James Corden, 42, has been unveiled as the new face of Weight Watchers, saying he’s ‘fed up’ with the way he looks
Hollywood, where eating and drinking is generally frowned upon, has always been a sort of fat camp for British celebrities.
Last year saw Adele drop the equivalent of a small child in excess weight.
Now James Corden, 42, has been unveiled as the new face of Weight Watchers, saying he’s ‘fed up’ with the way he looks. Good for him.
But it’s hard when your whole persona has been based on being the funny, relatable, fat fall guy.
By all means shed the weight, Smithy. But please don’t also lose your sense of humour along the way.
Dame Joan Bakewell says her hopes have been dashed by the decision to delay second doses of the vaccine so that more people can be inoculated. ‘I let my mind conjure visions of a restaurant table, a tempting menu, a glass of wine,’ she complains. I understand her disappointment. But until more of the population has some kind of immunity, there will be no restaurants and no tempting menus for anyone. Sorry if that spoils your plans, Dame Joan. But we all have to make sacrifices sometimes.
Personally, I’m glad that Sadiq Khan showed his true colours on New Year’s Eve with that excruciatingly self-serving and woke firework display, featuring drones making the shape of Black Lives Matter clenched fists. The more Londoners see him for what he is – a divisive, tribal egomaniac – the more chance we’ll have of getting rid of this pocket Napoleon in May’s mayoral elections. Keep digging, Mr Khan.
Well, 2021 didn’t get off to quite the start I’d hoped for. My daughter, who sits her A-levels this year, found out she won’t be going back to school until January 11. Ditto my son, who is taking his GCSEs. And they’re the lucky ones – most of the country’s youngsters will be kept off until the 18th at the earliest. We’re forever being told Covid doesn’t really affect children, but of course that’s not true. It might not make them ill. But not all suffering is physical.
If we are going into tier 5, whatever fresh hell that may entail, can it please involve a ban on obnoxious joggers?
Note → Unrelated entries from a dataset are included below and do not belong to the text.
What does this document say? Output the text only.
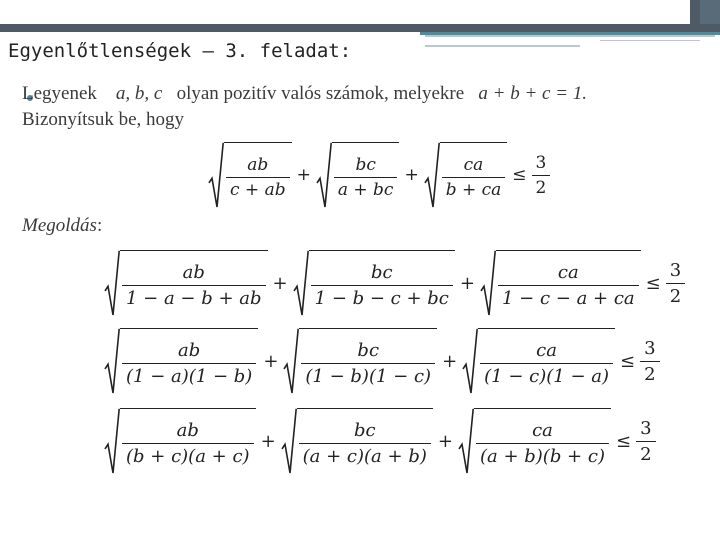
Egyenlőtlenségek – 3. feladat:
Legyenek a, b, c olyan pozitív valós számok, melyekre a + b + c = 1.
Bizonyítsuk be, hogy
$\frac{ab}{c + ab} + \frac{bc}{a + bc} + \frac{ca}{b + ca} \le \frac{3}{2}$
Megoldás:
$\frac{ab}{1 - a - b + ab} + \frac{bc}{1 - b - c + bc} + \frac{ca}{1 - c - a + ca} \le \frac{3}{2}$
$\frac{ab}{(1 - a)(1 - b)} + \frac{bc}{(1 - b)(1 - c)} + \frac{ca}{(1 - c)(1 - a)} \le \frac{3}{2}$
$\frac{ab}{(b + c)(a + c)} + \frac{bc}{(a + c)(a + b)} + \frac{ca}{(a + b)(b + c)} \le \frac{3}{2}$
In the park on New Year’s Day, ambling quietly along with the dogs, I was practically flattened by a furious man in an all-black ensemble, his thighs reddened by the Arctic air, who passed so close to me, huffing and puffing and spluttering, that had I not been a middle-aged woman I might have feared for my reputation. Why do some people think that just because their nether regions are encased in Lycra that they can ignore social distancing?
I know celebs think they are doing us a massive favour ‘sharing’ snaps of their glittering holiday destinations, but Amanda Holden in nothing but bikini bottoms, above, is one thing I can live without.
The unlikely ‘Vegan Conservative Group’ has announced its arrival to a waiting world. To mark the event, ten Tory MPs have agreed to take part in ‘Veganuary’. Not my husband. He’s still reeling from my own attempts to live the plant-based dream which, not to put too fine a point on it, rather put the wind up the whole family. Never again.